Unlike traditional credential harvesting, ConsentFix and ClickFix exploit the trust users place in consent dialogs and permission requests. The attacks do not require the victim to enter a password, making them invisible to most security tools that only monitor for credential theft. Because the tokens are obtained directly through legitimate OAuth flows, they appear normal to authentication systems.

The technical vector involves presenting a fake but convincing Microsoft consent screen. When the user approves, the attacker receives a valid token that grants persistent access to email, files, and other cloud data. Once obtained, the token can be replayed from any device without triggering MFA prompts. Indicators of compromise include unexpected OAuth application grants and login attempts from unfamiliar IP addresses shortly after prompt interaction.

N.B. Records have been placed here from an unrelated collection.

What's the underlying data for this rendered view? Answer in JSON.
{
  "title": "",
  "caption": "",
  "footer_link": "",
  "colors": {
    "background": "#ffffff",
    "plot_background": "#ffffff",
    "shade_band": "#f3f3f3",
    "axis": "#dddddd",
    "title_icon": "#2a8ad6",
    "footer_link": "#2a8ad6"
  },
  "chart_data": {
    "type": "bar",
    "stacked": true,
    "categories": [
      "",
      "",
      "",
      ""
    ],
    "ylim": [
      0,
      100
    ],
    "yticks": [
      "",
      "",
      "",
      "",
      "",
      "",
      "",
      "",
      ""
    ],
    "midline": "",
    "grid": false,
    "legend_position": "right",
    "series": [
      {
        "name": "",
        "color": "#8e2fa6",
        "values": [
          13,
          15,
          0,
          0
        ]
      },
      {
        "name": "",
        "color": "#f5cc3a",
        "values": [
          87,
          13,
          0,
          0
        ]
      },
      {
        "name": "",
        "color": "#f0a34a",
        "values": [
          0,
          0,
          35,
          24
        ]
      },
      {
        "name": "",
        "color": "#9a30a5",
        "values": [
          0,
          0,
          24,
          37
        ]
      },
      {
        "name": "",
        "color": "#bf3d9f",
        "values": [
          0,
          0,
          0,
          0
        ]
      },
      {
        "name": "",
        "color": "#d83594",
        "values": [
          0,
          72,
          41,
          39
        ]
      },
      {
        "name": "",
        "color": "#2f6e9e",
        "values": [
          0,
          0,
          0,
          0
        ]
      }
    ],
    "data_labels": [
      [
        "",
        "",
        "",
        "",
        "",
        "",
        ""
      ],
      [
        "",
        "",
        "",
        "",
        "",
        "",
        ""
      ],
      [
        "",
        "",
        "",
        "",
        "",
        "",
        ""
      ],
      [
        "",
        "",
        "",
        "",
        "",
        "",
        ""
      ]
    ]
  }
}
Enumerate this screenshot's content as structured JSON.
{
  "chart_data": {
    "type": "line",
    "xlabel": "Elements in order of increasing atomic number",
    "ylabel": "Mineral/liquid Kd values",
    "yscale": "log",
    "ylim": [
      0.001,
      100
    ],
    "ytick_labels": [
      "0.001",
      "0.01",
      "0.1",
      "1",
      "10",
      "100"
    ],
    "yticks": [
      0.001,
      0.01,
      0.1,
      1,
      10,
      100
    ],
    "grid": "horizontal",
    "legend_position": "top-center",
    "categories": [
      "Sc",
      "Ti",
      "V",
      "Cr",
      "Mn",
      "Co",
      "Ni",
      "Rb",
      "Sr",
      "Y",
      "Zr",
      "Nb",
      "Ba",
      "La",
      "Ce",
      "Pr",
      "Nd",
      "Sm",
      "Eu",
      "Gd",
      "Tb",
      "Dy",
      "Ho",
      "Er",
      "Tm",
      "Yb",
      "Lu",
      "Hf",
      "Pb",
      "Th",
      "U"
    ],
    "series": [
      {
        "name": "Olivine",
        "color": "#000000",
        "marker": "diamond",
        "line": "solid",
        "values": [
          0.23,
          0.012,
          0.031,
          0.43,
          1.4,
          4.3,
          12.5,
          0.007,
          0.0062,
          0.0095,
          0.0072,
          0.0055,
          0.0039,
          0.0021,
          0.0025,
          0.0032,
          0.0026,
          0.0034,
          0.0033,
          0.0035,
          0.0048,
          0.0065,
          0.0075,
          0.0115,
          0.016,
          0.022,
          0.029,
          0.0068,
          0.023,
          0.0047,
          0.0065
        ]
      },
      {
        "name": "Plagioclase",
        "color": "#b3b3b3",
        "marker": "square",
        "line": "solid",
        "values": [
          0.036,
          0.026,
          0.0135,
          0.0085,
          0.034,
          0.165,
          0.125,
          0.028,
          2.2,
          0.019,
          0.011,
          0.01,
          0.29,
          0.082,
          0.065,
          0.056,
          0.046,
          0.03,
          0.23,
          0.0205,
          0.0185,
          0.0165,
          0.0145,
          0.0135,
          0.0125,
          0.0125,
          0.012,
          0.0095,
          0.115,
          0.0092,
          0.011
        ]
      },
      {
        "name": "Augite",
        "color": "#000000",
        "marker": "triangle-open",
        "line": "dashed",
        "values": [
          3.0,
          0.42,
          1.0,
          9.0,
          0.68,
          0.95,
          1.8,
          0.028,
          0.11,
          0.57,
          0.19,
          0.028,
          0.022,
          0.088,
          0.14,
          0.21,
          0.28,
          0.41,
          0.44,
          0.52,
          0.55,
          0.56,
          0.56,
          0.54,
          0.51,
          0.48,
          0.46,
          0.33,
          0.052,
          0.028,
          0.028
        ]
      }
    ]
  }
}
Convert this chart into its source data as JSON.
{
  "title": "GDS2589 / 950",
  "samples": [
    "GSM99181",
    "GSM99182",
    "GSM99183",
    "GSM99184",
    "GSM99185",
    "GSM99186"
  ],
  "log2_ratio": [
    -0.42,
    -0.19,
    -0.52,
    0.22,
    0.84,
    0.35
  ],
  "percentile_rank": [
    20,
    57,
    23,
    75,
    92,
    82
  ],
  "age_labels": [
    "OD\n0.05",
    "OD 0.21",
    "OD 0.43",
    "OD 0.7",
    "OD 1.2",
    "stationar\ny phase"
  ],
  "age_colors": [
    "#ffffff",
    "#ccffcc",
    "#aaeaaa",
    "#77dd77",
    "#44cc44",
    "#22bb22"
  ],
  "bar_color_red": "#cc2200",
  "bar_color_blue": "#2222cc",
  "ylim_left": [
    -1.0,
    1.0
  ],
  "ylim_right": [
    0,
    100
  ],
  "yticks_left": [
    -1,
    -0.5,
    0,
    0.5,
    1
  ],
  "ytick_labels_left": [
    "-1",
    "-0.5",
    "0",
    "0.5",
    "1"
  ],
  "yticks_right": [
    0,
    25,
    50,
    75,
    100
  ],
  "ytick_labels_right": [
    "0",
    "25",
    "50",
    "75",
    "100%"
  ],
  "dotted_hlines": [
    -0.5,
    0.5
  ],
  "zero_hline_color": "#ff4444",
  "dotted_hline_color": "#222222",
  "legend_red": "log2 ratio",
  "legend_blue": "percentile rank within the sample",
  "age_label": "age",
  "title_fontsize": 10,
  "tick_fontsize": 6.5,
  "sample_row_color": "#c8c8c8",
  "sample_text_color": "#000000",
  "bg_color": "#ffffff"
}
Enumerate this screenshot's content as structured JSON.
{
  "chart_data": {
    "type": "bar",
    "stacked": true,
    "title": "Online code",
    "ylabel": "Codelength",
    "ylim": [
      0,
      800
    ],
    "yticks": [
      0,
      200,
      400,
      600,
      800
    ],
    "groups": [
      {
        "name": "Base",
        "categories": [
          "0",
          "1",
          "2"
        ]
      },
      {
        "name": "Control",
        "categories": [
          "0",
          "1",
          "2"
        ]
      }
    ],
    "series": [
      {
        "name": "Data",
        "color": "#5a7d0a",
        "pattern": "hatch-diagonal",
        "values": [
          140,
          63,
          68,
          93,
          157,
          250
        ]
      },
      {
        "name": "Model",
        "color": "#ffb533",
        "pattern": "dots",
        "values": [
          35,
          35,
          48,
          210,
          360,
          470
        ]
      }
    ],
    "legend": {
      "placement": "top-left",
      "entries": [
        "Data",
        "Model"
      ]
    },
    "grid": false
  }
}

Mitigation requires organizations to adopt Conditional Access policies that restrict OAuth app consent to admin-approved applications only. Microsoft recommends enabling token protection policies and monitoring for anomalous consent grants. However, no universal patch exists, as the vulnerability is inherent to OAuth design rather than a software flaw.

The attacks are particularly insidious because they exploit user behavior rather than technical vulnerabilities. While the specific threat actor behind these campaigns remains unclear, the techniques reflect a broader trend of attackers targeting trust layers in identity systems rather than breaking encryption or stealing passwords.